At a happy hour on June 7 at Town Danceboutique, hosted by Jewish LGBTQ groups Bet Mishpachah and GLOE, patrons reflected on the court’s narrow decision in favor of a baker who refused on religious grounds to bake a wedding cake for a gay couple.


“I do understand [the Supreme Court was] trying to protect [religious freedom] in a narrow regard, when there is a clear bias toward religious groups, and I do think that we have to have those discussions. Religious communities are not going to change because they’re forced to.”
—Michael Weinberger, Washington






We’re really lucky to be in a Jewish community locally that is much more progressive on LGBT inclusion than other parts of the world, so my hope is that our community can serve as a model to other communities around the world that are still grappling with issues like discrimination.
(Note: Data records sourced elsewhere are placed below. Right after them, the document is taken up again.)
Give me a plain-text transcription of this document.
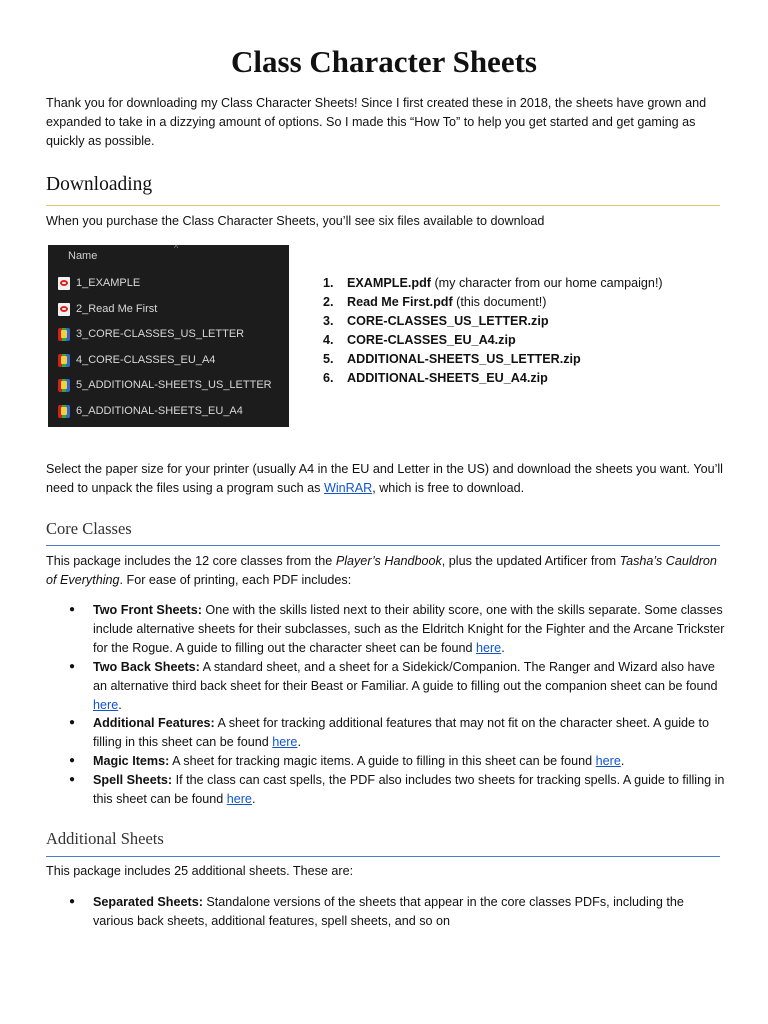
Class Character Sheets

Thank you for downloading my Class Character Sheets! Since I first created these in 2018, the sheets have grown and expanded to take in a dizzying amount of options. So I made this “How To” to help you get started and get gaming as quickly as possible.

Downloading

When you purchase the Class Character Sheets, you’ll see six files available to download

^
Name
1_EXAMPLE
2_Read Me First
3_CORE-CLASSES_US_LETTER
4_CORE-CLASSES_EU_A4
5_ADDITIONAL-SHEETS_US_LETTER
6_ADDITIONAL-SHEETS_EU_A4
1.	EXAMPLE.pdf (my character from our home campaign!)
2.	Read Me First.pdf (this document!)
3.	CORE-CLASSES_US_LETTER.zip
4.	CORE-CLASSES_EU_A4.zip
5.	ADDITIONAL-SHEETS_US_LETTER.zip
6.	ADDITIONAL-SHEETS_EU_A4.zip

Select the paper size for your printer (usually A4 in the EU and Letter in the US) and download the sheets you want. You’ll need to unpack the files using a program such as WinRAR, which is free to download.

Core Classes

This package includes the 12 core classes from the Player’s Handbook, plus the updated Artificer from Tasha’s Cauldron of Everything. For ease of printing, each PDF includes:

● Two Front Sheets: One with the skills listed next to their ability score, one with the skills separate. Some classes include alternative sheets for their subclasses, such as the Eldritch Knight for the Fighter and the Arcane Trickster for the Rogue. A guide to filling out the character sheet can be found here.
● Two Back Sheets: A standard sheet, and a sheet for a Sidekick/Companion. The Ranger and Wizard also have an alternative third back sheet for their Beast or Familiar. A guide to filling out the companion sheet can be found here.
● Additional Features: A sheet for tracking additional features that may not fit on the character sheet. A guide to filling in this sheet can be found here.
● Magic Items: A sheet for tracking magic items. A guide to filling in this sheet can be found here.
● Spell Sheets: If the class can cast spells, the PDF also includes two sheets for tracking spells. A guide to filling in this sheet can be found here.
Additional Sheets

This package includes 25 additional sheets. These are:

● Separated Sheets: Standalone versions of the sheets that appear in the core classes PDFs, including the various back sheets, additional features, spell sheets, and so on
As far as the case … It’s a tough call to make. I certainly don’t support discrimination, but I do respect the decision that our Supreme Court justices have to make. It’s conflicting.”
— Josef Palermo, director of GLOE




“I was definitely devastated by the result, but I have hope for our community.”
—Emily Schnee, Washington








“Sometimes it’s easy for our community to live in our own little bubble. While D.C. is very progressive, parts of this country still need help, and there are people in those areas that still need help and to know that they’re loved, and that they have a place in this world.”
—Jordan Lantz, Washington




When there was a decision to focus on gay marriage before a national nondiscrimination policy, people knew that once it won you could get married but be fired the next day. We’ve come an amazingly long way, and there’s still a long way to go.”